Important Merger Information
In connection with the proposed merger of Workstream and Empagio, through their wholly-owned subsidiaries Workstream Merger Sub Inc. and SMB Capital Corporation, respectively, Workstream intends to file a proxy statement and other relevant materials with the SEC. Before making any voting decision with respect to the proposed merger, stockholders of Workstream are urged to read all relevant documents filed with the SEC when they become available, including the proxy statement, because they will contain important information about the proposed transaction, Workstream and Empagio. A definitive proxy statement will be sent to holders of Workstream common stock seeking their approval of the proposed transaction.
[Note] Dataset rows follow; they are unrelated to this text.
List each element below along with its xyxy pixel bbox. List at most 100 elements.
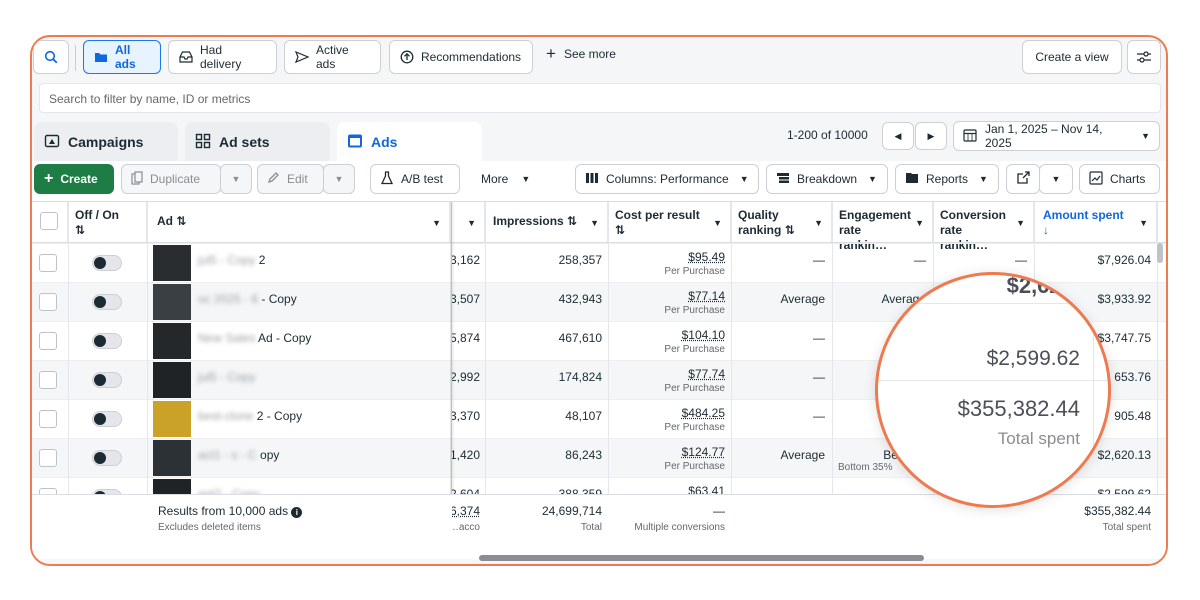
engagement-ranking-header[interactable]: Engagement rate rankin… ▼ [832,202,933,252]
toggle-knob [94,413,106,425]
magnified-previous-value: $2,620. [1006,273,1080,298]
quality-ranking-value: — [813,253,825,267]
quality-ranking-label: Quality ranking [738,208,782,237]
ad-name[interactable]: best-clone 2 - Copy [198,409,302,423]
cost-per-result-value[interactable]: $77.14 [608,289,725,303]
row-checkbox[interactable] [39,410,57,428]
edit-menu-button[interactable]: ▼ [323,164,355,194]
filter-active-ads[interactable]: Active ads [284,40,381,74]
chevron-down-icon[interactable]: ▼ [915,216,924,231]
impressions-value: 86,243 [565,448,602,462]
ad-icon [347,133,363,152]
ad-thumbnail [153,362,191,398]
columns-button[interactable]: Columns: Performance ▼ [575,164,759,194]
chevron-down-icon[interactable]: ▼ [1016,216,1025,231]
duplicate-menu-button[interactable]: ▼ [220,164,252,194]
tab-ad-sets[interactable]: Ad sets [185,122,330,162]
chevron-down-icon[interactable]: ▼ [590,216,599,231]
ad-name[interactable]: New Sales Ad - Copy [198,331,311,345]
results-total-partial: 6,374 [452,504,480,518]
filter-recommendations[interactable]: Recommendations [389,40,533,74]
impressions-total-label: Total [580,522,602,533]
ad-name-redacted: jul5 - Copy [198,370,256,384]
ad-name[interactable]: jul5 - Copy [198,370,255,384]
ad-name-header[interactable]: Ad ⇅ ▼ [147,202,450,242]
delivery-toggle[interactable] [92,255,122,271]
delivery-toggle[interactable] [92,411,122,427]
ad-name-suffix: 2 - Copy [256,409,303,423]
toggle-knob [94,452,106,464]
cost-per-result-unit: Per Purchase [664,344,725,355]
ad-name[interactable]: oc 2025 - 6 - Copy [198,292,297,306]
off-on-header[interactable]: Off / On ⇅ [68,202,147,242]
impressions-header[interactable]: Impressions ⇅ ▼ [485,202,608,242]
duplicate-button[interactable]: Duplicate [121,164,221,194]
create-view-button[interactable]: Create a view [1022,40,1122,74]
delivery-toggle[interactable] [92,294,122,310]
chevron-down-icon: ▼ [1141,131,1150,141]
horizontal-scrollbar[interactable] [479,555,924,561]
delivery-toggle[interactable] [92,450,122,466]
row-checkbox[interactable] [39,332,57,350]
row-checkbox[interactable] [39,449,57,467]
chevron-down-icon[interactable]: ▼ [432,216,441,231]
cost-per-result-value[interactable]: $95.49 [608,250,725,264]
chevron-down-icon: ▼ [868,174,877,184]
tab-campaigns[interactable]: Campaigns [34,122,178,162]
delivery-toggle[interactable] [92,372,122,388]
results-value-partial: 3,162 [452,253,480,267]
off-on-label: Off / On [75,208,119,222]
search-button[interactable] [33,40,69,74]
charts-button[interactable]: Charts [1079,164,1160,194]
see-more-button[interactable]: + See more [546,45,616,62]
cost-per-result-value[interactable]: $484.25 [608,406,725,420]
amount-spent-value: $7,926.04 [1097,253,1151,267]
ad-name[interactable]: jul5 - Copy 2 [198,253,265,267]
ad-name[interactable]: act1 - s - C opy [198,448,279,462]
amount-spent-header[interactable]: Amount spent ↓ ▼ [1034,202,1157,242]
select-all-checkbox[interactable] [40,212,58,230]
filter-divider [75,45,76,71]
cost-per-result-value[interactable]: $104.10 [608,328,725,342]
filter-had-delivery-label: Had delivery [200,43,242,71]
info-icon[interactable]: i [291,507,303,518]
create-button[interactable]: + Create [34,164,114,194]
edit-label: Edit [287,172,308,186]
date-range-picker[interactable]: Jan 1, 2025 – Nov 14, 2025 ▼ [953,121,1160,151]
export-button[interactable] [1006,164,1040,194]
results-header-partial[interactable]: ▼ [452,202,485,242]
settings-button[interactable] [1127,40,1161,74]
chevron-down-icon[interactable]: ▼ [814,216,823,231]
quality-ranking-value: — [813,331,825,345]
conversion-ranking-header[interactable]: Conversion rate rankin… ▼ [933,202,1034,252]
chevron-down-icon[interactable]: ▼ [467,216,476,231]
search-input[interactable]: Search to filter by name, ID or metrics [39,83,1161,113]
tab-ads[interactable]: Ads [337,122,482,162]
quality-ranking-header[interactable]: Quality ranking ⇅ ▼ [731,202,832,242]
row-checkbox[interactable] [39,293,57,311]
delivery-toggle[interactable] [92,333,122,349]
edit-button[interactable]: Edit [257,164,324,194]
export-menu-button[interactable]: ▼ [1039,164,1073,194]
ad-name-redacted: oc 2025 - 6 [198,292,259,306]
ad-name-suffix: Ad - Copy [258,331,312,345]
ab-test-button[interactable]: A/B test [370,164,460,194]
row-checkbox[interactable] [39,371,57,389]
ad-thumbnail [153,245,191,281]
breakdown-button[interactable]: Breakdown ▼ [766,164,888,194]
cost-per-result-value[interactable]: $124.77 [608,445,725,459]
chevron-down-icon[interactable]: ▼ [1139,216,1148,231]
prev-page-button[interactable]: ◀ [882,122,914,150]
cost-per-result-header[interactable]: Cost per result ⇅ ▼ [608,202,731,242]
reports-button[interactable]: Reports ▼ [895,164,999,194]
filter-all-ads[interactable]: All ads [83,40,161,74]
filter-had-delivery[interactable]: Had delivery [168,40,277,74]
chevron-down-icon: ▼ [521,174,531,184]
next-page-button[interactable]: ▶ [915,122,947,150]
cost-per-result-value[interactable]: $77.74 [608,367,725,381]
chevron-down-icon[interactable]: ▼ [713,216,722,231]
more-button[interactable]: More ▼ [472,164,544,194]
vertical-scrollbar[interactable] [1157,243,1163,263]
row-checkbox[interactable] [39,254,57,272]
ad-name-suffix: 2 [258,253,266,267]
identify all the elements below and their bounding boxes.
Investors and security holders will be able to obtain the documents (when available) free of charge at the SEC’s web site, http://www.sec.gov. In addition, Workstream stockholders may obtain free copies of the documents filed with the SEC when available by contacting Tammie Brown, at Workstream at tammie.brown@workstreaminc.com or 407 475 5500. You may also read and copy any reports, statements and other information filed by Workstream with the SEC at the SEC’s public reference room at 100 F Street, N.E., Room 1580, Washington, D.C. 20549. Please call the SEC at 1-800-SEC-0330 or visit the SEC’s website for further information on its public reference room.
Workstream and its directors, executive officers and other members of management and employees may be deemed to be participants in the solicitation of proxies from stockholders in respect of the proposed transaction. Information regarding the directors and executive officers of Workstream is available in the 2007 Annual Report on Form 10-K, filed with the SEC on August 24, 2007, and the proxy statement for Workstream’s 2007 annual and special meeting of shareholders, filed with the SEC on October 19, 2007. Additional information regarding the interests of such potential participants will be included in the proxy statement and the other relevant documents filed with the SEC when they become available.